In the book, Dorothy walked to the Emerald City on the Yellow Brick Road in her silver shoes. The movie’s ruby red slippers started out as silver. Silver and gold on the road to prosperity. L. Frank Baum had published the book in 1900 at the height of The Gilded Age, and the analogy didn’t seem out of the question. No one else had seen these connections, but that didn’t deter Littlefield. He taught his class about The Gilded Age using the book, and soon he and his students were finding more connections.

For instance, in the late 1890s, the U.S. had recently recovered from the Civil War and integrated vast new territories, bringing an era of prosperity for some. But while industry and finance in the North and East prospered, farmers across the South and Midwest struggled. This led to the Populist movement, uniting farmers and workers against urban elites.
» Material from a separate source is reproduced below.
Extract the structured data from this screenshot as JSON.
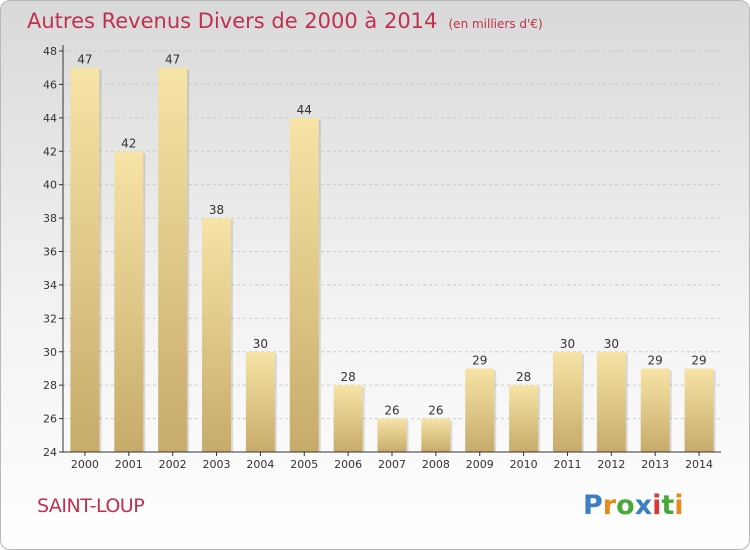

By 1896, the movement had grown into the People’s Party, and its support of Democrat Williams Jennings Bryan put him in reach of the presidency. Meanwhile in Oz, claimed Littlefield, Dorothy is a typical American girl whose hard life in Kansas is literally turned upside down by powerful forces outside her control. The munchkins are the common people oppressed by the Witch of the East, banks and monopolies.

The Scarecrow is the farmer, considered naive but actually quite resourceful, the Tin Woodman is the industrial worker dehumanized by factory labor, and the Cowardly Lion is William Jennings Bryan who could be an influential figure if only he were brave enough to adopt the Populist’s radical program. Together, they travel along a golden yellow road towards a grand city whose ruler’s power turns out to be built on illusions.

Littlefield published some of these observations in an essay. His claim that this fantasy was actually a subversive critique of American capitalism appealed to many people in 1960s. Other scholars took up the theme, and the proposed analogies and connections multiplied. They suggested that Dorothy’s dog Toto represented the teetotalers of the prohibition party. Oz was clearly the abbreviation for ounces, an important unit in the silver debate. The list goes on. By the 1980s, this understanding of the book was accepted so widely that several American history textbooks mentioned it in discussions of late 19th century politics. But is the theory right? L. Frank Baum’s introduction claims the book is just an innocent children’s story.

Could he have been deliberately throwing people off the trail? And is it fair to second guess him so many decades later? There’s no definitive answer, which is part of why authorial intent is a complex, tangled, fun question to unravel. And some recent scholars have interpreted “The Wonderful Wizard of Oz” in the opposite way as Littlefield. They claim it’s a celebration of the new urban consumer culture.

Historian William Leach argued that the dazzling Emerald City of Oz was meant to acclimate people to the shiny, new America. In the end, all we know for sure is that Baum, inspired by European folk legends, had set out to create one for American children. And whether or not he intended any hidden meanings, its continuing relevance suggests he succeeded in creating a fairytale America can call its own.